POUND hack, take two, rebuilt with AWS services

Over the weekend I refactored my POUND project into services and put it on AWS. Repo is private for now, but I wanted to explain the architecture.

  1. The client, which handles a few jobs:
    • Fingerprint the browser
    • Prepare a pageview data object
    • Update the hash
    • Send the pageview

    83kb in compiled form, could probably get it sub-5okb by dropping the cookie library. Most of the page weight is in the fingerprinting. This site is currently carrying the client (you should see a hash in the URL above).
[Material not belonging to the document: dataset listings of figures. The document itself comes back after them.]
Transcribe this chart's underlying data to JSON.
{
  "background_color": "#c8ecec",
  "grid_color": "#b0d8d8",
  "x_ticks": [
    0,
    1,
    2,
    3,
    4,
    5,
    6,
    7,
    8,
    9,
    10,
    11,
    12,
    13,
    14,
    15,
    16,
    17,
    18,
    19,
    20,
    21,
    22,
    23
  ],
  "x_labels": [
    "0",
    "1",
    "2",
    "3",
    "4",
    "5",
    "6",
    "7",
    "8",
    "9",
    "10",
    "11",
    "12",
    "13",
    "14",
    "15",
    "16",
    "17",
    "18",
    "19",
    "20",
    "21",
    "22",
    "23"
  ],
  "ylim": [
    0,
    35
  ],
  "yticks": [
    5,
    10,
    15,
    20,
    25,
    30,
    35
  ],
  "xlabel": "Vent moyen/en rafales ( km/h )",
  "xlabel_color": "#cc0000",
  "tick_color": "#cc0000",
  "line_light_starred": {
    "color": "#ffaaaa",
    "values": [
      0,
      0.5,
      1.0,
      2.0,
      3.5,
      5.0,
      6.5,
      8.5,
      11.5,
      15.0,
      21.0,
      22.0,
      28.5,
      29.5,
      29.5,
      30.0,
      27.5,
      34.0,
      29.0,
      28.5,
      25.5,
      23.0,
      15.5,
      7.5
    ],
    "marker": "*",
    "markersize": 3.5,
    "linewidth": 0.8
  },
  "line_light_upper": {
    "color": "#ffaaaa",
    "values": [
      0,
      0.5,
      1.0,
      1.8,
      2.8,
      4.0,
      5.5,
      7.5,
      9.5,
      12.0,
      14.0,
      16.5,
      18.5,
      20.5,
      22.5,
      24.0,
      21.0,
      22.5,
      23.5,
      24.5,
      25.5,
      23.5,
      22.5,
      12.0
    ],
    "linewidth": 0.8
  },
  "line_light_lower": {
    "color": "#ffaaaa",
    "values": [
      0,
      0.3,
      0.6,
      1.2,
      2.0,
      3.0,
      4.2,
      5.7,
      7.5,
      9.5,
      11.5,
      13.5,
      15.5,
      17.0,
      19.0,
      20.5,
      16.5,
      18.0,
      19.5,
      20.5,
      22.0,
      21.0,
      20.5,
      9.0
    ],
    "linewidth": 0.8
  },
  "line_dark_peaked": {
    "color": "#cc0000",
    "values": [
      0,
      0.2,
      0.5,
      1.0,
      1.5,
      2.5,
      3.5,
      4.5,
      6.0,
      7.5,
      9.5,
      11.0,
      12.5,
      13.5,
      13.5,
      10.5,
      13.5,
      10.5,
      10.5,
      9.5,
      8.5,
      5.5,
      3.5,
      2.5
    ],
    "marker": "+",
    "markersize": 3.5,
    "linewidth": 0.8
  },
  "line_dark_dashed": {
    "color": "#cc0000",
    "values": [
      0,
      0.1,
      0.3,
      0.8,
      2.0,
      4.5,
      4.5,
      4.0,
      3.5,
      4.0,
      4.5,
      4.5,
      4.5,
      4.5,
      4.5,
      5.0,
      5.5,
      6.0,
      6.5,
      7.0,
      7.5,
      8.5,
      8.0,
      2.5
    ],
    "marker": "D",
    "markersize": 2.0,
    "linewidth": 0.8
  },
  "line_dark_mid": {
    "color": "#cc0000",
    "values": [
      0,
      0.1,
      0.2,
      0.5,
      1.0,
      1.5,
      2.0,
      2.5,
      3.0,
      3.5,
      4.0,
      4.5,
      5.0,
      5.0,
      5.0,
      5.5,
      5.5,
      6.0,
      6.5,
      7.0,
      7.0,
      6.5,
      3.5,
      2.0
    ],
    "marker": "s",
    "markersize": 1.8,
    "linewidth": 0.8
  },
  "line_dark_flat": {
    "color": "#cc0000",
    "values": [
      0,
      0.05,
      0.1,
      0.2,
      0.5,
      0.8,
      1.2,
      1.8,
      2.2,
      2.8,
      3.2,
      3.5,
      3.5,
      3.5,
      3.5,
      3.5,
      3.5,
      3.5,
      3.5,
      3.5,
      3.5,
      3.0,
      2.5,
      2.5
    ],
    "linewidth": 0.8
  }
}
  2. AWS API Gateway. I ended up making this using a GET request because they are faster. I am passing my pageview data through headers. Using GET should also mean that the browser silently retries requests. API Gateway provides configuration for CORS and also comes with SSL standard.
  3. AWS Lambda function that takes the pageview event, does some light transformation/enrichment, and then puts a new item into DynamoDB.
  4. AWS DynamoDB table. Previously I had been using Firebase Storage but this approach should be more scalable. I flirted briefly with AWS Firehose into S3 & Redshift, but there was too much configuration required and I like the flexibility of NoSQL for now.
  5. Create React App/Vis.js. This part is pretty much the same as before, just moved to S3 and refactored for the new data supply. New link.

The visualization needs the most work right now. I hit the limits of Vis.js and really need to move into d3. The timeseries nature of data is missing currently, and I need to figure out a good way of conveying the “multiple pages” concept (or maybe it’ll be better to isolate to a single GUID at once). I’m also collecting user agent and IP address now for removing bots and geolocating later.

Posted Jun. 26 2017, 1:25 pm by davis